Eleanor Davies, Royal Red Cross and Bar
My great aunt Eleanor Davies was born 24 Dec 1875 in Glasgow (the daughter of Warren Davies and Eleanor (formerly Sewell). Warren Davies, an iron puddler from Newport, Monmouthshire, and Eleanor Sewell, from Newcastle upon Tyne, were married by Primitive Methodist Minister John Davison on 14 Jun 1872 at the home of the couple’s uncle, Edward Binney, at 109 Stirling Street, Cowcaddens, Glasgow. Eleanor’s siblings were William Davies (a Methodist Minister), Robert Sewell Davies, Warren Davies, Sarah Phillips Davies (later Nutter) and Joseph Davies. Warren Davies senior later became an insurance agent in Tranent, East Lothian, and was a Methodist Lay Preacher for most of his life, latterly in Newcastle upon Tyne.
Eleanor helped to nurse her mother, who had an operation to remove a kidney tumour in 1892 and who died of secondary abdominal tumours in 1894 aged 47. This sad experience led to Eleanor’s later decisions to train as both nurse and midwife.
In the 1901 census Eleanor was one of two foster mothers looking after 29 children at a home in Benfieldside, County Durham.
Eleanor then undertook Midwifery training in Ireland (at The Rotunda, Dublin) and, after a period working in Belfast, she then trained to be a Registered Nurse at The General Infirmary at Leeds from 1909 to 1912, and served an additional year there as a Staff Nurse.
After a period of private nursing in London, Eleanor served with the Queen Alexandra Imperial Military Nursing Service Reserve from 9 Feb 1915 to 19 Apr 1919 at home and abroad. In 1915 she was with Lady Cornelia Wimborne’s Serbian Relief Fund (British Journal of Nursing 13 Feb 1915). In 1916 she was awarded the Royal Red Cross (London Gazette 3 Jun 1916) and also awarded the King Peter of Serbia Medal for services in Serbia.
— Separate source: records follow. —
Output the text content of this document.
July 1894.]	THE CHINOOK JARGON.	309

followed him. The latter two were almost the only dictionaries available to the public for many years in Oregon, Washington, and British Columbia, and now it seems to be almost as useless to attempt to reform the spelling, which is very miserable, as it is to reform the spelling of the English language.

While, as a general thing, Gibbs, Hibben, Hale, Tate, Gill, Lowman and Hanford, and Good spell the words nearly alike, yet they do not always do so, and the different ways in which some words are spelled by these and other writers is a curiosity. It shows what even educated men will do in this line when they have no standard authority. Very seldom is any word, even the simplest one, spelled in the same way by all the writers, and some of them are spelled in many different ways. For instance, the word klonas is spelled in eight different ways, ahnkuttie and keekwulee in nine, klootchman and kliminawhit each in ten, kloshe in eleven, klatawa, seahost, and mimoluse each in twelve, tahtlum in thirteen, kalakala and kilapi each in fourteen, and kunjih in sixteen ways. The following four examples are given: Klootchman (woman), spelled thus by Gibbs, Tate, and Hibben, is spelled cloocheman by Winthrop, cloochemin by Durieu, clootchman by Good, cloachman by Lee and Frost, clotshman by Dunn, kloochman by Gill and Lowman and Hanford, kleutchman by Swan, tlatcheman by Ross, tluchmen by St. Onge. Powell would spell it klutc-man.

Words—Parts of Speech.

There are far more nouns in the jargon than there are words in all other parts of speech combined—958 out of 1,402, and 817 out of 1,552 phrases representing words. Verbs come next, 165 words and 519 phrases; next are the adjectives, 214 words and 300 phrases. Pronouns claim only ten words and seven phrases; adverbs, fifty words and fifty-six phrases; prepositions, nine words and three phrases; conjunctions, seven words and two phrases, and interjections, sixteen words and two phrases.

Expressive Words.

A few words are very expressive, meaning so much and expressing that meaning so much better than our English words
After the British nursing withdrawal from Serbia, Eleanor served in Malta, Bombay and Mesopotamia (Amara and Baghdad). Brief records of her service following her Serbian experience are at the National Archives reference WO/399/2060, with the exception of records of her Bombay experience, which are in India.
Eleanor’s service in Mesopotamia (now Iraq) was a memorable experience for her. On 14 Jun 1917 she joined the medical and nursing support of the Tigris Corps commanded by General Frederick Maude. Maude had been ordered to re-take Kut al Amara following the 1916 humiliation of the Siege of Kut when General Charles Townsend surrendered approximately 10,000 men to the Turkish forces. With 150,000 troops, Maude was commanded to advance slowly along the banks of the Tigris northwards from Basra and to avoid casualties as much as possible. He re-took Kut al Amara on 27 Feb 1917 and then advanced to Baghdad. Maude was a highly respected General and renowned for organising the transport of medical supplies as the army advanced. We have a photograph of Eleanor and a colleague standing outside a tented ward from this period of her experience.
On 15 Apr 1918 Eleanor was mentioned in Dispatches from Baghdad by Lt Col W R Marshall (London Gazette Supplement 27 Aug 1918). Also in 1918 she was awarded Royal Red Cross (Bar) (London Gazette 26 Aug 1918). This latter award was presented by King George V at Buckingham Palace on 15 Nov 1919, following which the nurses were received at Marlborough House by Queen Alexandra, the widow of King Edward VII, who had given her name to the Army Nursing Service.
In the Second World War Eleanor was Matron of the Haifa Military Hospital and later Superintendent of Midwifery and Child Care in Jerusalem. She retired to Deal in Kent, and died 7 Jan 1963 in Ealing, London aged 87.
The Army Medical Services Museum at Aldershot also holds information about Eleanor Davies, Royal Red Cross and Bar.
I have Eleanor’s writing slope which went with her on all her overseas travels.
Eleanor has an indirect link to the BOWHAY family of Cornwall.